The issue is agency. Humans are "creators" capable of agency.
Section 230 codified the reality that the only entity with agency involved in posting something to the net is the user. There aren't humans from the social media companies or search engines in the room, entities with agency, involved. AI seems to be confusing people into thinking it somehow has agency and can be held responsible (but then the sleight of hand where they then are forced to confront that they aren't humans who can be sued and they plug in the AI vendor, bait-and-switch).
Those who claim differently need to actually make an in depth argument instead of mere assertions.
RealityEngineer, ask yourself, "By what means does the output of the AI text generator get to any person who can read it?"
The relevance is that whoever owns or operates that means is highly likely to be adjudicated the publisher of the output, and thus liable for defamation if the content proves false and defamatory. The person in question could be the owner of the AI machinery, or it could be an online publisher such as a social media platform, or it could be another company in the publishing business. It could even be a software engineer who arranged for automatic publication of AI output without any other intermediaries.
What will not happen, absent passage of some analogue to Section 230 for AI, is a judicial consensus that conduct by identifiable people, however construed, which foreseeably results in publication of defamatory machine output, will get legal impunity.
I predict that if advocacy to extend Section 230 type protection to AI output gets congressional attention, passing it will be a heavy lift. Legislators will want practical demonstrations that such technology is not only defamation proof, but also hoax proof, politically inert, and generally incapable to inflict a dauntingly broad range of public evils.
When Section 230 came up for consideration, a notable constituency to suppress strict libel enforcement was already in place. Where and how could a similarly large political bloc be mobilized on behalf of AI technology online?

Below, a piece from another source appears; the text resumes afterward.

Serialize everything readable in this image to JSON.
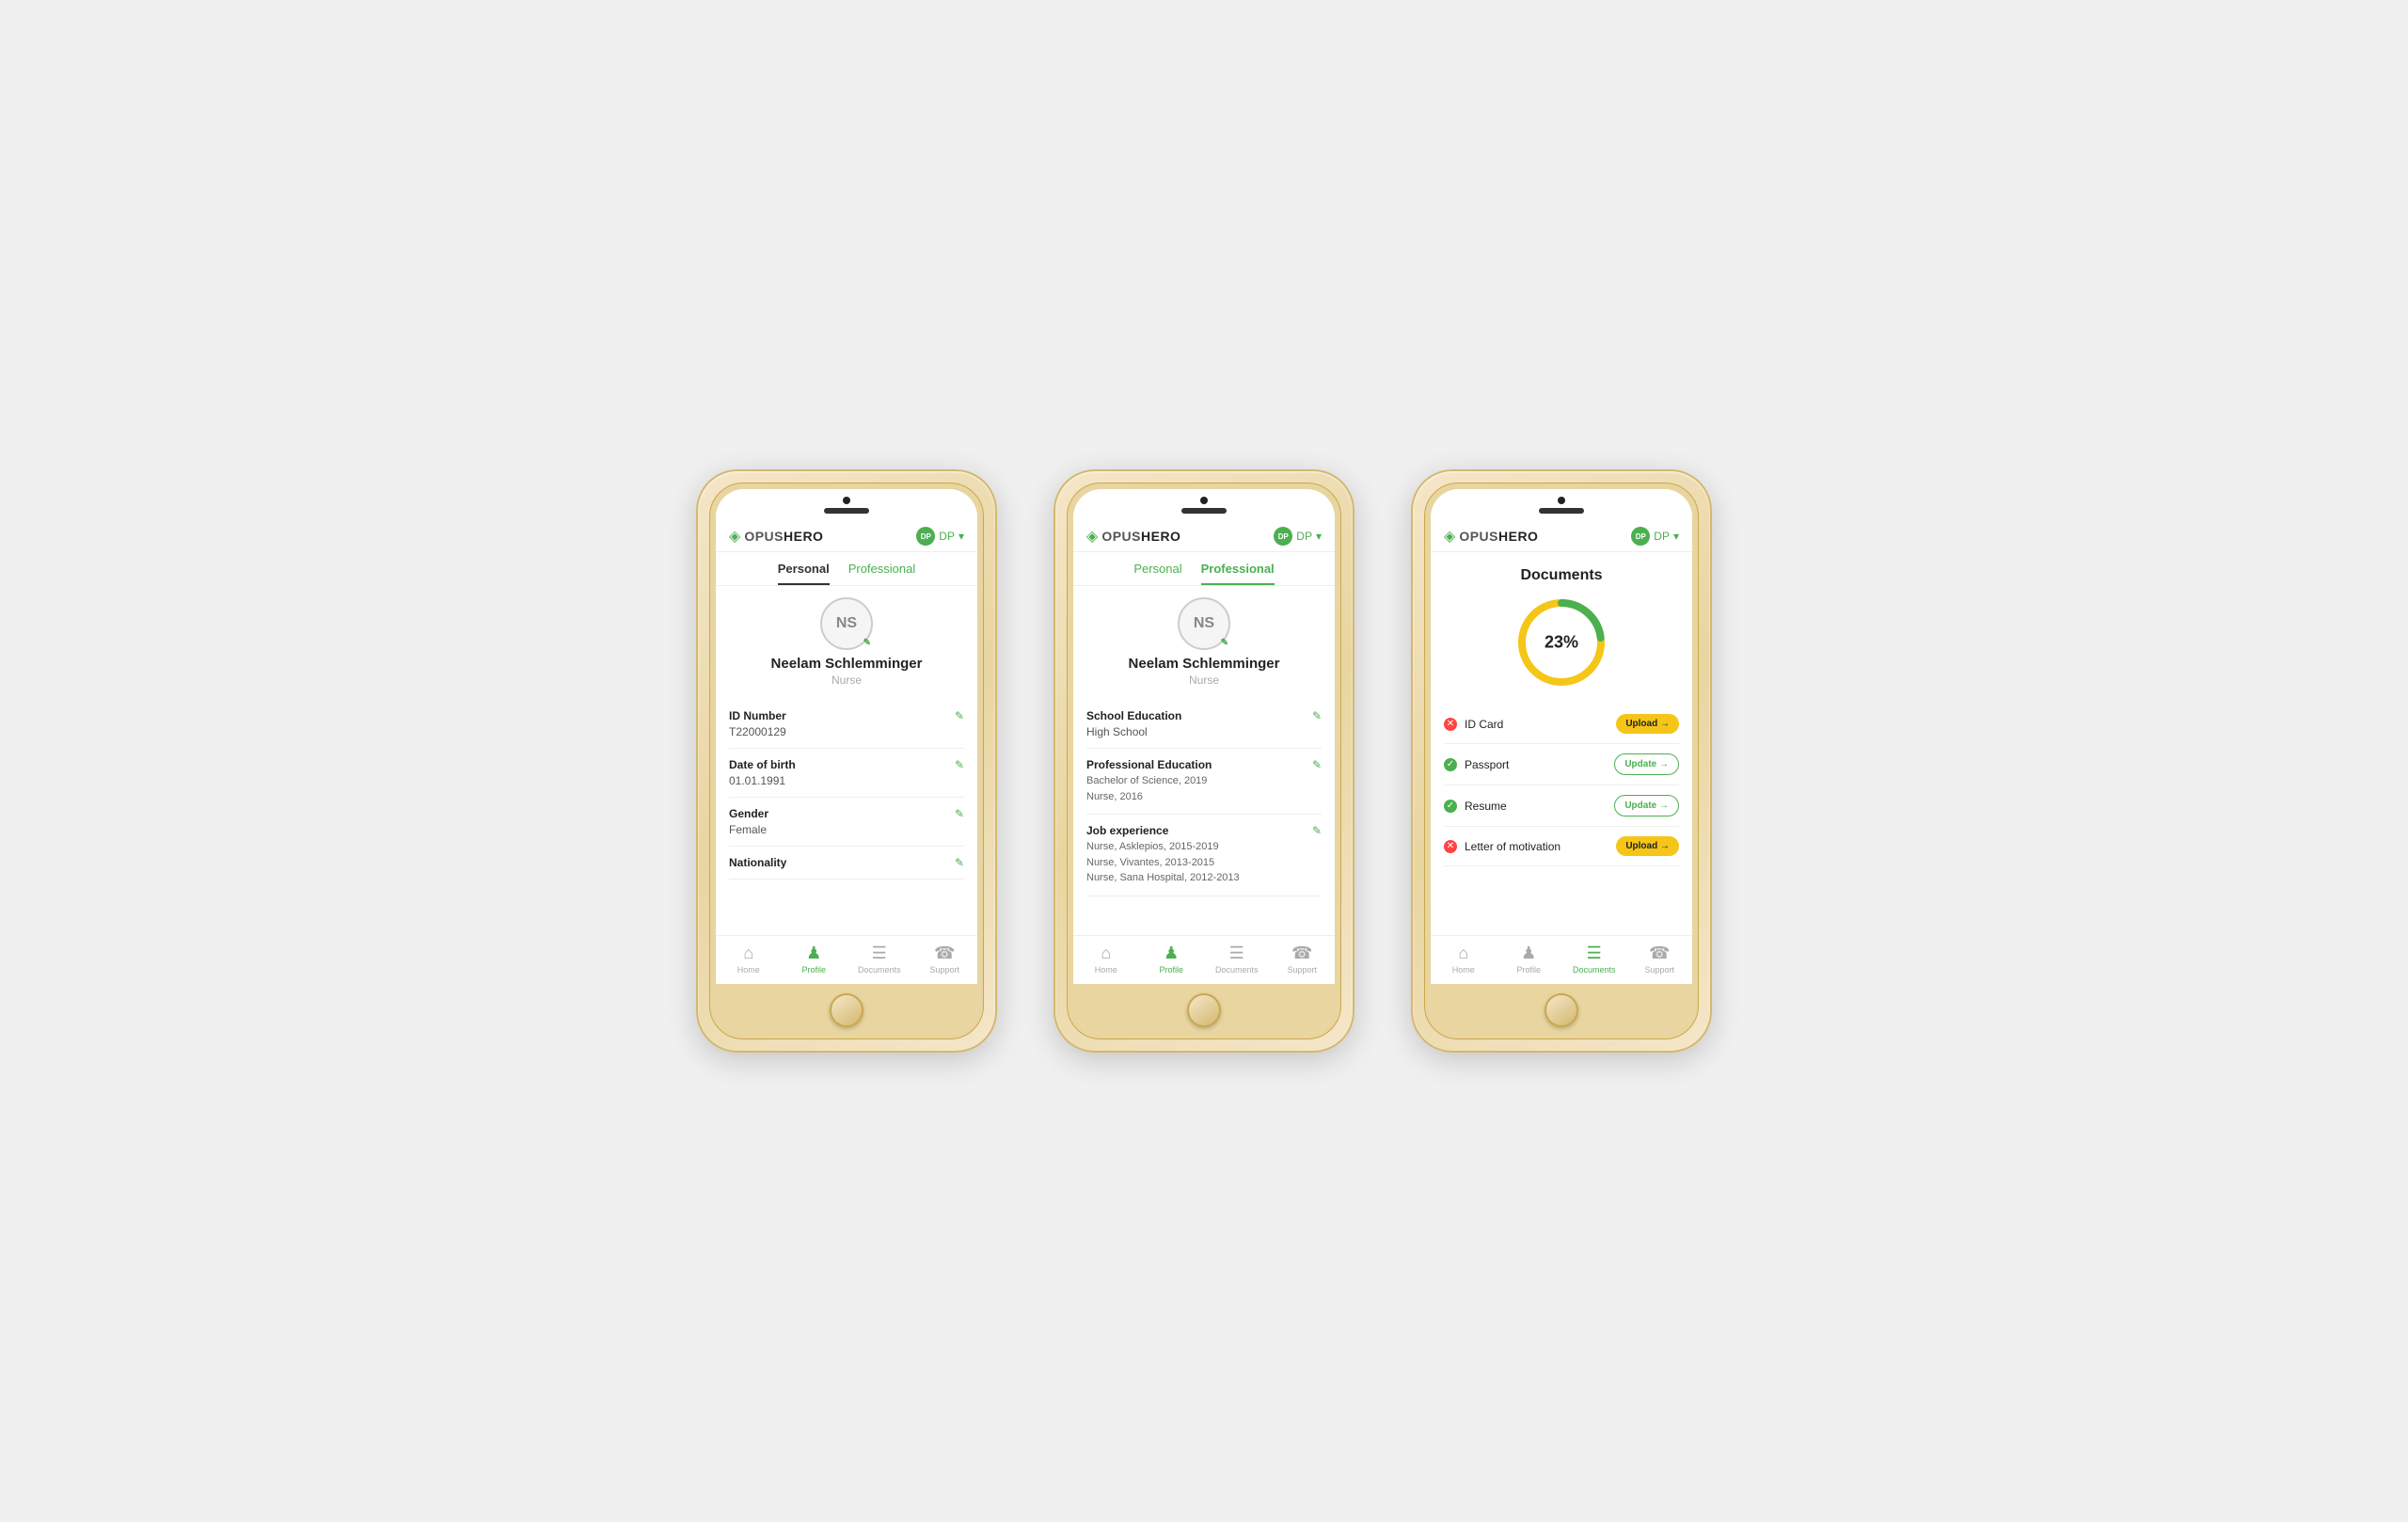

In case these are still viewed, GMU economist on a prior example where he suggest shifting responsibility to the users of a product was the better option:
https://marginalrevolution.com/marginalrevolution/2013/02/aviation-liability-law-and-moral-hazard.html
" Aviation, Liability Law, and Moral Hazard
by Alex Tabarrok February 19, 2013
By 1994 the threat of lawsuits had driven the general aviation industry into the ground. Cessna and Beech ceased production in the 1990s and the other major player, Piper, went bankrupt. The problem was caused by liability law and the long-tail. Cessna, Beech, and Piper had been producing planes since 1927, 1932, and 1927, respectively, and airplanes last a long time. Thousands of aircraft built in the 1930s and 1940s are actively flown today and the average age of the general aviation fleet (small non-commercial aircraft) is more than 24 years. Liability law also grew stronger in the 1980s and 1990s so aircraft manufacturers found themselves being sued for aircraft that they had produced decades earlier. Essentially, the manufacturers found that they could be sued for any aircraft that they had ever produced.
...My latest paper (with Eric Helland) just appeared in the JLE. We use the exemption at age 18 to estimate the impact of tort liability on accidents as well as on a wide variety of behaviors and safety investments by pilots and owners. Our estimates show that the end of manufacturers’ liability for aircraft was associated with a significant (on the order of 13.6 percent) reduction in the probability of an accident.
....GARA thus appears to be a win-win because it revitalized the industry and increased safety. The latter came, in a sense, at the expense of the pilots and owners who now bore a greater liability burden but they were the least cost avoiders of accidents. Moreover, the pilots and owners of small aircraft were big supporters of GARA thus suggesting strongly that prior to GARA liability law for aircraft had been inefficient and destructive."